Last October, the St. Kate’s alumna who graduated with honors in economics and international relations submitted a Fulbright application to study the effects of biotechnology on women laborers in India. Recently, she learned she had won the highly coveted scholarship.
“India is the perfect place for this research because of the pronounced gender divisions and the significant percentage of the population that is rural and largely dependent on agriculture,” explains Palacios. “Moreover, India has strong ties to U.S. agricultural interests; several U.S.-based biotechnology firms have a presence in India — Monsanto, Pioneer, Cargill — and target the Indian market to meet food demand from a growing and already enormous population.”
Palacios will spend four months, beginning this August, based in Delhi and working primarily in nearby rural areas with the Institute of Rural Research and Development, a non-governmental organization that promotes sustainable development and women’s empowerment.
From January through April 2011, she’ll serve as a research scholar with the International Crop Research Institute for the Semi-Arid Tropics in Hyderabad.
“On the side, I’ll work with the International Service for the Acquisition of Agri-Biotech Applications, Vandana Shiva and Pioneer Seed Company to observe their training courses for farmers and access some of their data and corporate contacts,” she adds.
Yes, that’s Vandana Shiva she’ll be meeting — the author whose book inspired her trip. “I just looked her up online and sent her an e-mail,” Palacios says. “She turned out to be really accessible.”
Palacios hopes to spend a week or two visiting Shiva’s nonprofit Navdanya, which promotes biodiversity and organic farming.
This will be Palacios first trip to India, but she is no stranger to traveling or visiting foreign cultures. In her first year at St. Kate’s, she studied abroad in Spain and Morocco, and trips to Egypt, Turkey and China followed in her next two-and-a-half years at St. Kate’s.
“One of my goals in college was to see as much as I could,” she says. “And I found so many opportunities to do this at St. Kate’s.”

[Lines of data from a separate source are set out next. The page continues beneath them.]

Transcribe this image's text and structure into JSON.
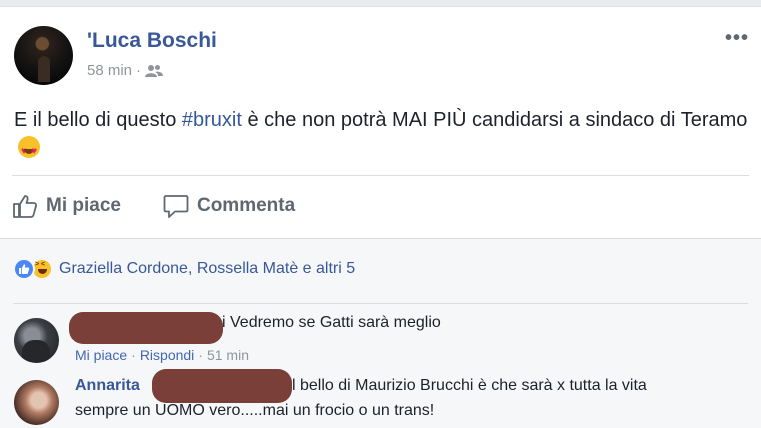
{
  "post": {
    "author": "'Luca Boschi",
    "time": "58 min",
    "separator": "·",
    "more_icon": "•••",
    "text_before": "E il bello di questo ",
    "hashtag": "#bruxit",
    "text_after": " è che non potrà MAI PIÙ candidarsi a sindaco di Teramo"
  },
  "actions": {
    "like_label": "Mi piace",
    "comment_label": "Commenta"
  },
  "reactions": {
    "names": "Graziella Cordone, Rossella Matè e altri 5"
  },
  "comments": [
    {
      "author": "",
      "text": "i Vedremo se Gatti sarà meglio",
      "like_label": "Mi piace",
      "reply_label": "Rispondi",
      "time": "51 min",
      "separator": "·"
    },
    {
      "author": "Annarita",
      "line1": "l bello di Maurizio Brucchi è che sarà x tutta la vita",
      "line2": "sempre un UOMO vero.....mai un frocio o un trans!"
    }
  ],
  "colors": {
    "link": "#385898",
    "background": "#e9ebee",
    "redaction": "#7a3f39"
  }
}
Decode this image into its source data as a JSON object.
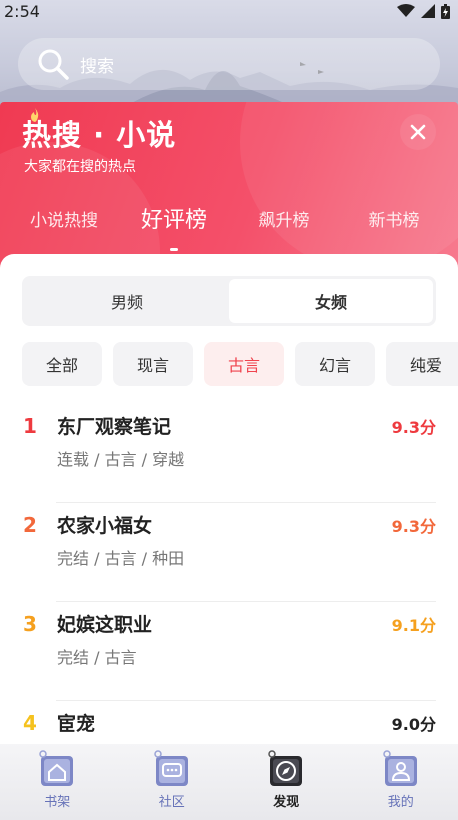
{
  "status": {
    "time": "2:54"
  },
  "search": {
    "placeholder": "搜索"
  },
  "header": {
    "title": "热搜 · 小说",
    "subtitle": "大家都在搜的热点",
    "tabs": [
      {
        "label": "小说热搜"
      },
      {
        "label": "好评榜"
      },
      {
        "label": "飙升榜"
      },
      {
        "label": "新书榜"
      }
    ],
    "active_tab": 1
  },
  "gender": {
    "options": [
      "男频",
      "女频"
    ],
    "active": 1
  },
  "categories": [
    "全部",
    "现言",
    "古言",
    "幻言",
    "纯爱"
  ],
  "active_category": 2,
  "books": [
    {
      "rank": "1",
      "title": "东厂观察笔记",
      "meta": "连载 / 古言 / 穿越",
      "score": "9.3分",
      "color": "#ee3a3f"
    },
    {
      "rank": "2",
      "title": "农家小福女",
      "meta": "完结 / 古言 / 种田",
      "score": "9.3分",
      "color": "#f2683b"
    },
    {
      "rank": "3",
      "title": "妃嫔这职业",
      "meta": "完结 / 古言",
      "score": "9.1分",
      "color": "#f5a01f"
    },
    {
      "rank": "4",
      "title": "宦宠",
      "meta": "",
      "score": "9.0分",
      "color": "#f5c21f"
    }
  ],
  "nav": [
    {
      "label": "书架",
      "icon": "bookshelf-icon",
      "color": "#6672b8"
    },
    {
      "label": "社区",
      "icon": "community-icon",
      "color": "#6672b8"
    },
    {
      "label": "发现",
      "icon": "discover-icon",
      "color": "#222222"
    },
    {
      "label": "我的",
      "icon": "profile-icon",
      "color": "#6672b8"
    }
  ],
  "colors": {
    "accent": "#f0434e",
    "header_gradient_start": "#f03a52",
    "header_gradient_end": "#f77a8e"
  }
}
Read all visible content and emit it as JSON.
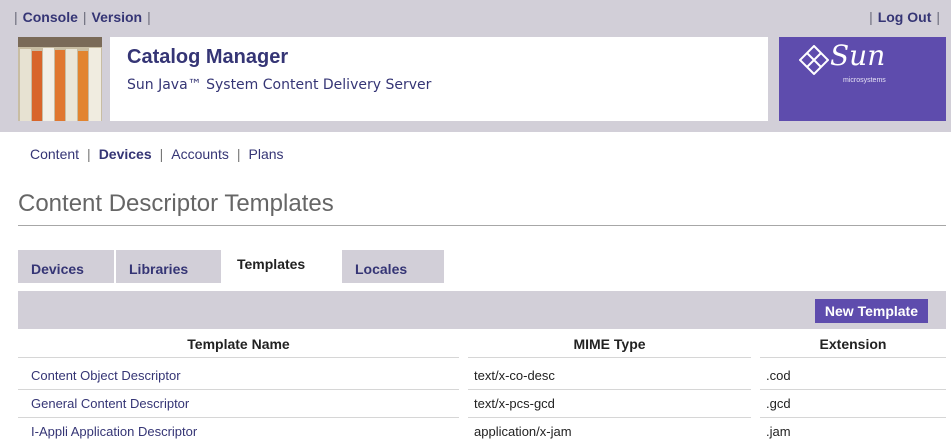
{
  "utility": {
    "console": "Console",
    "version": "Version",
    "logout": "Log Out",
    "sep": "|"
  },
  "banner": {
    "title": "Catalog Manager",
    "subtitle": "Sun Java™ System Content Delivery Server",
    "logo_word": "Sun",
    "logo_micro": "microsystems",
    "logo_color": "#5e4cad"
  },
  "nav": {
    "items": [
      "Content",
      "Devices",
      "Accounts",
      "Plans"
    ],
    "active": "Devices",
    "sep": "|"
  },
  "page": {
    "title": "Content Descriptor Templates"
  },
  "tabs": {
    "items": [
      "Devices",
      "Libraries",
      "Templates",
      "Locales"
    ],
    "active": "Templates"
  },
  "toolbar": {
    "new_template": "New Template"
  },
  "table": {
    "headers": [
      "Template Name",
      "MIME Type",
      "Extension"
    ],
    "rows": [
      {
        "name": "Content Object Descriptor",
        "mime": "text/x-co-desc",
        "ext": ".cod"
      },
      {
        "name": "General Content Descriptor",
        "mime": "text/x-pcs-gcd",
        "ext": ".gcd"
      },
      {
        "name": "I-Appli Application Descriptor",
        "mime": "application/x-jam",
        "ext": ".jam"
      }
    ]
  },
  "colors": {
    "accent": "#5e4cad",
    "link": "#353575",
    "masthead": "#d2cfd8"
  }
}
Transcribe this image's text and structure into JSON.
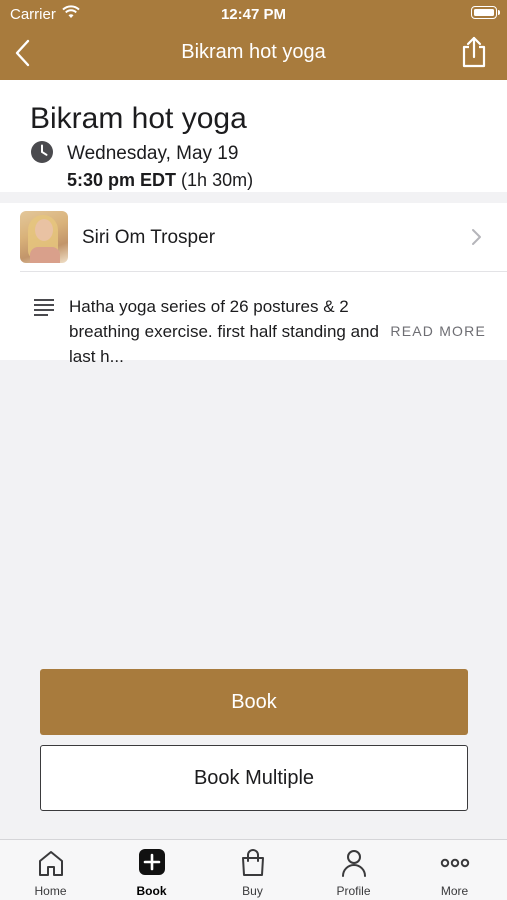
{
  "status_bar": {
    "carrier": "Carrier",
    "time": "12:47 PM"
  },
  "nav": {
    "title": "Bikram hot yoga",
    "back_icon": "chevron-left-icon",
    "share_icon": "share-icon"
  },
  "class_info": {
    "title": "Bikram hot yoga",
    "date": "Wednesday, May 19",
    "start_time": "5:30 pm EDT",
    "duration": "(1h 30m)"
  },
  "instructor": {
    "name": "Siri Om Trosper"
  },
  "description": {
    "text": "Hatha yoga series of 26 postures & 2 breathing exercise. first half standing and last h...",
    "read_more": "READ MORE"
  },
  "actions": {
    "book_label": "Book",
    "book_multiple_label": "Book Multiple"
  },
  "tab_bar": {
    "items": [
      {
        "label": "Home",
        "icon": "home-icon",
        "active": false
      },
      {
        "label": "Book",
        "icon": "plus-square-icon",
        "active": true
      },
      {
        "label": "Buy",
        "icon": "shopping-bag-icon",
        "active": false
      },
      {
        "label": "Profile",
        "icon": "person-icon",
        "active": false
      },
      {
        "label": "More",
        "icon": "more-dots-icon",
        "active": false
      }
    ]
  },
  "colors": {
    "brand": "#a87b3d",
    "background": "#f2f2f4",
    "card": "#ffffff"
  }
}
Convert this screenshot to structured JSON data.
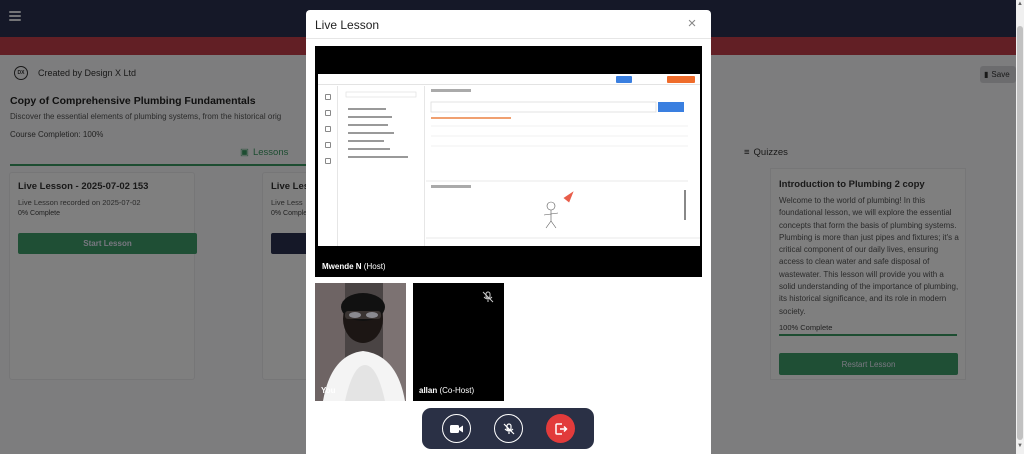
{
  "app": {
    "creator": "Created by Design X Ltd",
    "creator_logo": "DX",
    "save_label": "Save",
    "course_title": "Copy of Comprehensive Plumbing Fundamentals",
    "course_desc": "Discover the essential elements of plumbing systems, from the historical orig",
    "course_completion": "Course Completion: 100%",
    "lessons_tab": "Lessons",
    "quizzes_tab": "Quizzes",
    "lessons": [
      {
        "title": "Live Lesson - 2025-07-02 153",
        "sub": "Live Lesson recorded on 2025-07-02",
        "progress": "0% Complete",
        "button": "Start Lesson"
      },
      {
        "title": "Live Les",
        "sub": "Live Less",
        "progress": "0% Comple",
        "button": ""
      }
    ],
    "quiz": {
      "title": "Introduction to Plumbing 2 copy",
      "description": "Welcome to the world of plumbing! In this foundational lesson, we will explore the essential concepts that form the basis of plumbing systems. Plumbing is more than just pipes and fixtures; it's a critical component of our daily lives, ensuring access to clean water and safe disposal of wastewater. This lesson will provide you with a solid understanding of the importance of plumbing, its historical significance, and its role in modern society.",
      "complete": "100% Complete",
      "progress_fraction": 1.0,
      "button": "Restart Lesson"
    }
  },
  "modal": {
    "title": "Live Lesson",
    "close_icon": "close-icon",
    "host": {
      "name": "Mwende N",
      "role": "(Host)"
    },
    "participants": [
      {
        "name": "You",
        "role": ""
      },
      {
        "name": "allan",
        "role": "(Co-Host)"
      }
    ],
    "controls": {
      "camera_icon": "video-camera-icon",
      "mic_icon": "microphone-muted-icon",
      "leave_icon": "leave-call-icon"
    }
  },
  "colors": {
    "topbar": "#2a3150",
    "redband": "#c43f4a",
    "accent_green": "#3f9e6b",
    "leave_red": "#e23b3b"
  }
}
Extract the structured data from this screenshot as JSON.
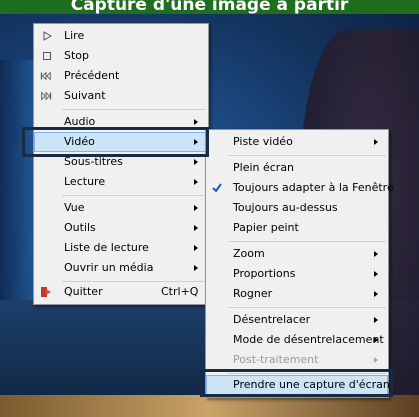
{
  "caption": "Capture d'une image à partir",
  "main_menu": {
    "items": [
      {
        "label": "Lire",
        "icon": "play-icon"
      },
      {
        "label": "Stop",
        "icon": "stop-icon"
      },
      {
        "label": "Précédent",
        "icon": "previous-icon"
      },
      {
        "label": "Suivant",
        "icon": "next-icon"
      },
      {
        "label": "Audio"
      },
      {
        "label": "Vidéo"
      },
      {
        "label": "Sous-titres"
      },
      {
        "label": "Lecture"
      },
      {
        "label": "Vue"
      },
      {
        "label": "Outils"
      },
      {
        "label": "Liste de lecture"
      },
      {
        "label": "Ouvrir un média"
      },
      {
        "label": "Quitter",
        "shortcut": "Ctrl+Q",
        "icon": "quit-icon"
      }
    ]
  },
  "video_menu": {
    "items": [
      {
        "label": "Piste vidéo"
      },
      {
        "label": "Plein écran"
      },
      {
        "label": "Toujours adapter à la Fenêtre",
        "checked": true
      },
      {
        "label": "Toujours au-dessus"
      },
      {
        "label": "Papier peint"
      },
      {
        "label": "Zoom"
      },
      {
        "label": "Proportions"
      },
      {
        "label": "Rogner"
      },
      {
        "label": "Désentrelacer"
      },
      {
        "label": "Mode de désentrelacement"
      },
      {
        "label": "Post-traitement",
        "disabled": true
      },
      {
        "label": "Prendre une capture d'écran"
      }
    ]
  },
  "colors": {
    "highlight": "#cce4f7",
    "frame": "#172b45",
    "caption_bg": "#1f6d1f",
    "check": "#1a5fb4"
  }
}
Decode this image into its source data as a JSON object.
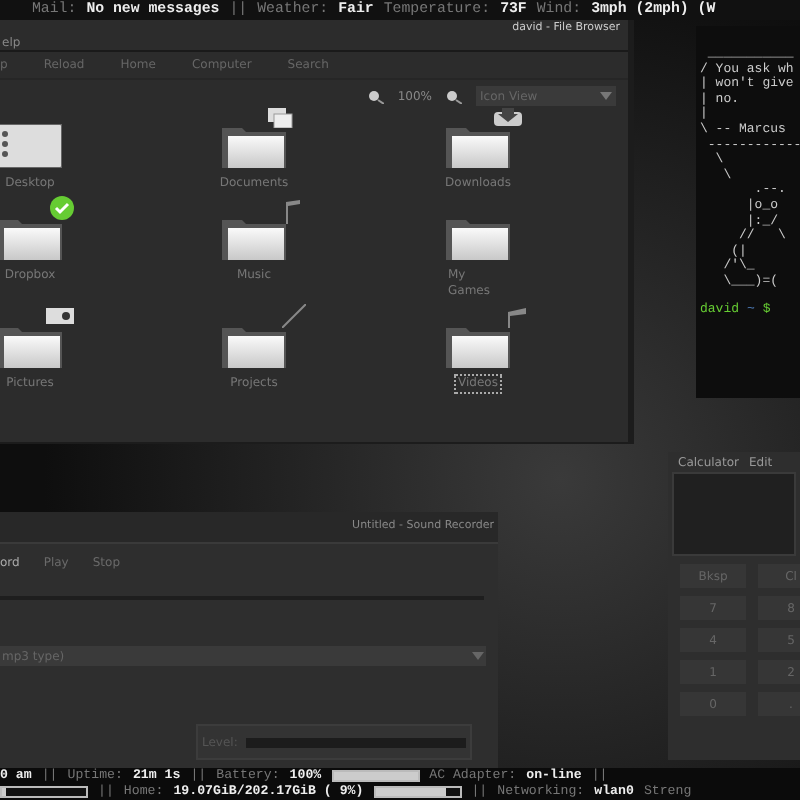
{
  "top_bar": [
    {
      "kind": "key",
      "text": "Mail:"
    },
    {
      "kind": "value",
      "text": "No new messages"
    },
    {
      "kind": "key",
      "text": "||"
    },
    {
      "kind": "key",
      "text": "Weather:"
    },
    {
      "kind": "value",
      "text": "Fair"
    },
    {
      "kind": "key",
      "text": "Temperature:"
    },
    {
      "kind": "value",
      "text": "73F"
    },
    {
      "kind": "key",
      "text": "Wind:"
    },
    {
      "kind": "value",
      "text": "3mph (2mph) (W"
    }
  ],
  "file_browser": {
    "title": "david - File Browser",
    "menu": [
      "elp"
    ],
    "toolbar": [
      "p",
      "Reload",
      "Home",
      "Computer",
      "Search"
    ],
    "zoom": "100%",
    "view": "Icon View",
    "items": [
      {
        "name": "Desktop",
        "kind": "desktop",
        "selected": false
      },
      {
        "name": "Documents",
        "kind": "documents",
        "selected": false
      },
      {
        "name": "Downloads",
        "kind": "downloads",
        "selected": false
      },
      {
        "name": "Dropbox",
        "kind": "dropbox",
        "selected": false
      },
      {
        "name": "Music",
        "kind": "music",
        "selected": false
      },
      {
        "name": "My Games",
        "kind": "plain",
        "selected": false
      },
      {
        "name": "Pictures",
        "kind": "pictures",
        "selected": false
      },
      {
        "name": "Projects",
        "kind": "projects",
        "selected": false
      },
      {
        "name": "Videos",
        "kind": "videos",
        "selected": true
      }
    ]
  },
  "terminal": {
    "lines": [
      " ___________",
      "/ You ask wh",
      "| won't give",
      "| no.",
      "|",
      "\\ -- Marcus",
      " ------------",
      "  \\",
      "   \\",
      "       .--.",
      "      |o_o",
      "      |:_/",
      "     //   \\",
      "    (|",
      "   /'\\_",
      "   \\___)=("
    ],
    "prompt": {
      "user": "david",
      "cwd": "~",
      "symbol": "$"
    }
  },
  "calculator": {
    "menu": [
      "Calculator",
      "Edit"
    ],
    "buttons": [
      "Bksp",
      "Cl",
      "7",
      "8",
      "4",
      "5",
      "1",
      "2",
      "0",
      "."
    ]
  },
  "sound_recorder": {
    "title": "Untitled - Sound Recorder",
    "toolbar": [
      {
        "label": "ord",
        "disabled": false
      },
      {
        "label": "Play",
        "disabled": true
      },
      {
        "label": "Stop",
        "disabled": true
      }
    ],
    "format": "mp3 type)",
    "level_label": "Level:",
    "level": 0
  },
  "bottom_bar": [
    [
      {
        "kind": "value",
        "text": "0 am"
      },
      {
        "kind": "key",
        "text": "||"
      },
      {
        "kind": "key",
        "text": "Uptime:"
      },
      {
        "kind": "value",
        "text": "21m 1s"
      },
      {
        "kind": "key",
        "text": "||"
      },
      {
        "kind": "key",
        "text": "Battery:"
      },
      {
        "kind": "value",
        "text": "100%"
      },
      {
        "kind": "bar",
        "level": 1
      },
      {
        "kind": "key",
        "text": "AC Adapter:"
      },
      {
        "kind": "value",
        "text": "on-line"
      },
      {
        "kind": "key",
        "text": "||"
      }
    ],
    [
      {
        "kind": "bar",
        "level": 0.05
      },
      {
        "kind": "key",
        "text": "||"
      },
      {
        "kind": "key",
        "text": "Home:"
      },
      {
        "kind": "value",
        "text": "19.07GiB/202.17GiB ( 9%)"
      },
      {
        "kind": "bar",
        "level": 0.85
      },
      {
        "kind": "key",
        "text": "||"
      },
      {
        "kind": "key",
        "text": "Networking:"
      },
      {
        "kind": "value",
        "text": "wlan0"
      },
      {
        "kind": "key",
        "text": "Streng"
      }
    ]
  ]
}
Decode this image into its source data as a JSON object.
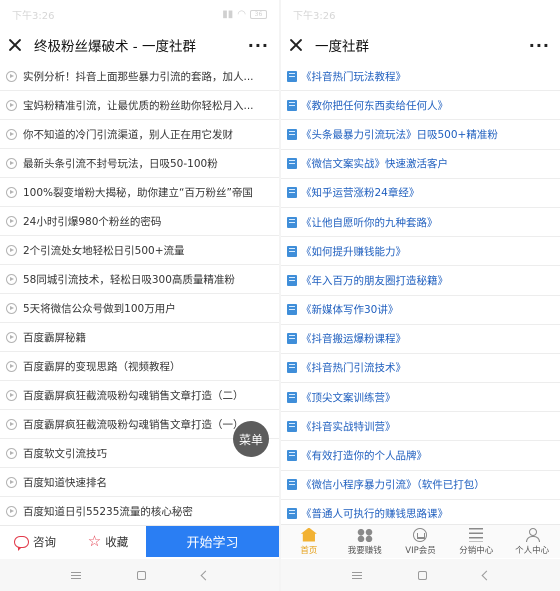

After India, Palacios has plans to pursue a graduate degree and Ph.D. in economic development.
“I’m excited about getting the Fulbright grant,” she says. “I was really banking on it, and I didn’t have a Plan B. This grant is giving me the chance to develop my skills and contribute to the existing literature on biotechnology and women.”
The latter is particularly important, she adds, to shed light on the interconnectedness of women’s socioeconomic wellbeing and agricultural production as a whole.
“Even though we're half a world away [from the rural women in India], we live under the same food system,” she says. “Systemic changes that improve their socioeconomic condition and food security will also be favorable for middle-class America, and everybody else.”
The Fulbright Scholar Program, established in 1946, sends nearly 1,100 American scholars and professionals per year to about 130 countries.
St. Kate’s Master of Library and Information Science Professor Mary Wagner also received a 2010–11 Fulbright grant.
Wagner will work with faculty at the University of Zambia in Lusaka on curriculum development and collaborate with the Lubuto Library Project to identify service-learning opportunities for students.